Cuando hay que enfrentarse con semejante drama (y con la contradicción –existencial y racional– que funda), es normal que se asista no solo al derrumbe del imaginario de un Dios todopoderoso e incluso bondadoso, sino también a la defensa de la mayor consistencia racional del ateísmo o del agnosticismo-ateo frente a las explicaciones deístas o teístas. Uno de los ejemplos, probablemente el que me ha resultado más llamativo estos últimos años, es el testimonio del pastor estadounidense Bart D. Ehrman sobre su tránsito de la fe cristiana a la increencia por no haber podido soportar esta contradicción entre un Dios omnipotente y bueno con la existencia, en su caso, del mal, en general.

 Pero tengo que recordar, como necesario e ineludible contrapunto, no solo la existencia de personas (en el caso de Etty Hillesum) que descubrieron la fe en plena Shoah o exterminio nazi, sino que tampoco faltan en nuestros días las que sostienen que éste -el problema del mal o del Coronavirus y Dios- ha de afrontarse en términos estrictamente racionales. Y así ha de ser porque la muerte, prematura e injusta, y la que se ceba en los más débiles, nos afecta a todos: seamos deístas y teístas, ateos o agnósticos-ateos e incluso antiteístas e indiferentes. Ya no vale, apuntan, criticando a estos últimos, creer haber alcanzado una explicación racional más consistente que la teísta negando la existencia de Dios y quedarse, según los casos, plácida, tranquila o angustiosamente sumidos en el silencio o en el mutismo. Semejante respuesta o ensayo de explicación alternativa –que no acaba de eludir la perplejidad que atenaza a todos, teístas o ateos– no es, cuando se dé, una explicación racionalmente más firme que la creyente. De ninguna manera.

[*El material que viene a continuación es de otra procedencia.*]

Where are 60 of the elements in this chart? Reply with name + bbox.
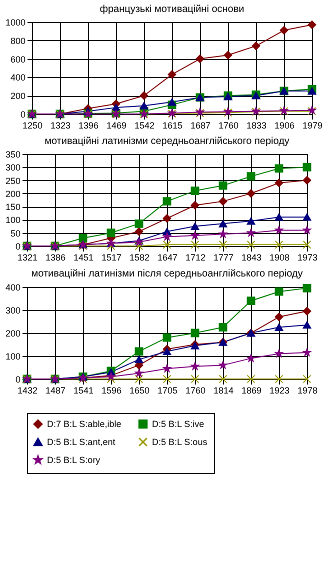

Quizá, por ello, en los últimos años los teólogos han seguido reflexionando sobre la cuestión. En concreto, he encontrado tres ensayos de explicación que merecen la pena ser tenidos en cuenta estos días. Me tomo la libertad de indicar lo que considero más sustancial de sus respectivas aportaciones en estas circunstancias: la de J. A. Estrada; la de J.-B. Metz y la de A. Torres Queiruga.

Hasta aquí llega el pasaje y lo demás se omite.